Saturday, 18 July 2009

What Makes A Memoir?

I have no idea...

Honesty? Purging to excess? The bullimic child weeping inside us all, holding it all in, gorging on our woes until we vent every thought and feeling. Page upon page splurged with the blob of reality which we bend to our will. In memoirs, our opinion is fact.

The 1900's were all for the cult of the 'beautiful child' but these days we are all for the child that is beaten black and blue. The child who is told he or she is "ugly" or an "it" only for said child to rise up, up into a brilliant and outstanding member of society.

That's what we all want isn't it? The under dog dog gone done good and making it big. Why the Hell not? As long as they have a sob story that ends with a smile we love them.

I read "Ugly" by Constance Briscoe last Summer. She suffered mental, physical and sexual abuse from her own Mother. Apparently the book is a lie. Constance Briscoe saw a buck could be made from being a child treated appalingly and ran with it. Part of me thinks "How could she?" and the other part thinks "Clever bitch. Why didn't I jump on the bandwagon?"

Other novelists take another view on the memoir genre and mock the "Poor me" genre. Look at Bill Bryson's 'The Life and Times of the Thunderbolt Kid'. Funny guy, old Bill.

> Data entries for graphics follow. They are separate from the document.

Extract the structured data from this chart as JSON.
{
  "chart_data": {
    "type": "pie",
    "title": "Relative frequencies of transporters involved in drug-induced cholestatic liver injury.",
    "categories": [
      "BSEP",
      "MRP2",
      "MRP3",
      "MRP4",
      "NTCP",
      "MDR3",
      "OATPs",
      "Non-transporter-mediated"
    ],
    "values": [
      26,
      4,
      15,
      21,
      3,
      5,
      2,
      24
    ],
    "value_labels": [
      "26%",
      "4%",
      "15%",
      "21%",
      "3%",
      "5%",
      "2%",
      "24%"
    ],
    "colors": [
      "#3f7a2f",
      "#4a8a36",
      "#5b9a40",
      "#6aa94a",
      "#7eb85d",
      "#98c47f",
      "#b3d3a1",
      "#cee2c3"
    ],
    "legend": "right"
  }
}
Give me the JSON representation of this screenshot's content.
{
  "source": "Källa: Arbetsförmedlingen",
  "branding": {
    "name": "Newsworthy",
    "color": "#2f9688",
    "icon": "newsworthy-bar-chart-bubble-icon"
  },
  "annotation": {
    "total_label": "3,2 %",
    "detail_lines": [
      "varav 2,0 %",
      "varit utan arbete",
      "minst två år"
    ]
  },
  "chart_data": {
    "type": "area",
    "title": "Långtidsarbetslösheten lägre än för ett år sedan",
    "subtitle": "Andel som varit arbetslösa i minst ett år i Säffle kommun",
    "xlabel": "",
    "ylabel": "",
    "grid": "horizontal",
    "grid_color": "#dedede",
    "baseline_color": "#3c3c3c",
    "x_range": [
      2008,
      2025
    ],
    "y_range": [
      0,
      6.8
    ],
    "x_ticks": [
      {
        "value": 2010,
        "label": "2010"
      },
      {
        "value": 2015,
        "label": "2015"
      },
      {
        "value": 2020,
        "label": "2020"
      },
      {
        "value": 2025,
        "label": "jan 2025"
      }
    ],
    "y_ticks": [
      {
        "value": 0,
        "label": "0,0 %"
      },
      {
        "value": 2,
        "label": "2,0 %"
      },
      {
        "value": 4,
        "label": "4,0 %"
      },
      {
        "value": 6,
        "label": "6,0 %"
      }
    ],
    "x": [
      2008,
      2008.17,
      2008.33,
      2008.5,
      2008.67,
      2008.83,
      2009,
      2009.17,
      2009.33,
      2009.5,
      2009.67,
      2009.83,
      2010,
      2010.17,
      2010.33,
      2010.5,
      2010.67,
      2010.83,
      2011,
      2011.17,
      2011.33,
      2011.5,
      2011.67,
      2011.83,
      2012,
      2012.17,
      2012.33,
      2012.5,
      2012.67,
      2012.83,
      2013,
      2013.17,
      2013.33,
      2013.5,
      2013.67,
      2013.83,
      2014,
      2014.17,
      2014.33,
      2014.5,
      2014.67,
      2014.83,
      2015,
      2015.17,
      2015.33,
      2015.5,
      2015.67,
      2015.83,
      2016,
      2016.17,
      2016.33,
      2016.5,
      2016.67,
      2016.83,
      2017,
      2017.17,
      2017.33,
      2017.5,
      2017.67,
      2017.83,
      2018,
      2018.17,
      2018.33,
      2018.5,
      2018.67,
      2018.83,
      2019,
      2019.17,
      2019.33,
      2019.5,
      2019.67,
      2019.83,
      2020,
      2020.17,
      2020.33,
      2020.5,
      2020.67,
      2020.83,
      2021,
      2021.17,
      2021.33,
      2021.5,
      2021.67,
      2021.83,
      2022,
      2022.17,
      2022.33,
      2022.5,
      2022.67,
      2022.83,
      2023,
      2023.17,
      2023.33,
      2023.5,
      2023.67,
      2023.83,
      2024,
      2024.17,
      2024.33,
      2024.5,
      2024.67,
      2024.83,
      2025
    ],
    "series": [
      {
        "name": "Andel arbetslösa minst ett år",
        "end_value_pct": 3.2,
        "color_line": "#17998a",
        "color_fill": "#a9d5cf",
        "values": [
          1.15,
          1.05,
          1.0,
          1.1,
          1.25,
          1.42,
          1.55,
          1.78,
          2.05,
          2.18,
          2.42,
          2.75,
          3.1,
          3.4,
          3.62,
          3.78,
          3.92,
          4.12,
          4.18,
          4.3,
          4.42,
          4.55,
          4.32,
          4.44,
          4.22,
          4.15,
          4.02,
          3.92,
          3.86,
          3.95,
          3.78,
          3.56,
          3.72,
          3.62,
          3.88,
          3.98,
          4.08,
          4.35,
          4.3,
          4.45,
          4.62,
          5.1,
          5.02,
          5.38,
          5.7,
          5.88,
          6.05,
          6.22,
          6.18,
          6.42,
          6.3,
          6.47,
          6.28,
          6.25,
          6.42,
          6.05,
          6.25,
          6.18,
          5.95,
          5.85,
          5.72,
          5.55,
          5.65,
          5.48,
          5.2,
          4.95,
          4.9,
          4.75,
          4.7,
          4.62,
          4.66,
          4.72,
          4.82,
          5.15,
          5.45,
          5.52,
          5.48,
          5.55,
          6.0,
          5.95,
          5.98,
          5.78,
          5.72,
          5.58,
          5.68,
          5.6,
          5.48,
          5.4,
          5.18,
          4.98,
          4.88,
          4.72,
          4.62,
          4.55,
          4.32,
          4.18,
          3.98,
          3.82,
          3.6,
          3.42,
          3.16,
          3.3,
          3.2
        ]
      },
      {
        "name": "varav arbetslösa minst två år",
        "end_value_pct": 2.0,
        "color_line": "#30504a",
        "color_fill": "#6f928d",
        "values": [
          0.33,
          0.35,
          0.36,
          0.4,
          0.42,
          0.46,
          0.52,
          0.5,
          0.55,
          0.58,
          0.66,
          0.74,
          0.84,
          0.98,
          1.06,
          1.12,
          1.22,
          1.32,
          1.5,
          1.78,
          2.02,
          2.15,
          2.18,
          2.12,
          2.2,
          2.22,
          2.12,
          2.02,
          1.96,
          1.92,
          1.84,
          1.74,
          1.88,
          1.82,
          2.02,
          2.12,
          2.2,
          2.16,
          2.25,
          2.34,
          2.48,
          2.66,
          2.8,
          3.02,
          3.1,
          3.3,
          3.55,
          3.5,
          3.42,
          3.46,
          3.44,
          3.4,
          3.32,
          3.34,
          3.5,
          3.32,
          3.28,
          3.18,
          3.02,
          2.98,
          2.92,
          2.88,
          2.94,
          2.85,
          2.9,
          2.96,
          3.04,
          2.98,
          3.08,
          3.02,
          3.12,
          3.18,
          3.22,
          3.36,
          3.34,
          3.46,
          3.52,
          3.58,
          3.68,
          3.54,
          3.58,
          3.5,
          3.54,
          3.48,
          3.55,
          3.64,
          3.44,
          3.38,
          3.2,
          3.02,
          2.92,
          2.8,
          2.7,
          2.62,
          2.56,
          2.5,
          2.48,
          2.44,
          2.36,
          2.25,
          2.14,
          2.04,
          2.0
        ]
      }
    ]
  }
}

That is about all I know about memoirs. Sad looking kids on front covers, sitting in corners or covering their faces. Will we grow cynical of it? Probably, which is why I am making my own wagon made of rubber bands: The memoir of me. I didn't get pulled about by my nipples or fan of China, I didn't get locked under the stairs for days at a time and I didn't go on the game at four. I had a typically English family life mixed with the eccentricities that go on behind most doors. I guess that will just have to do.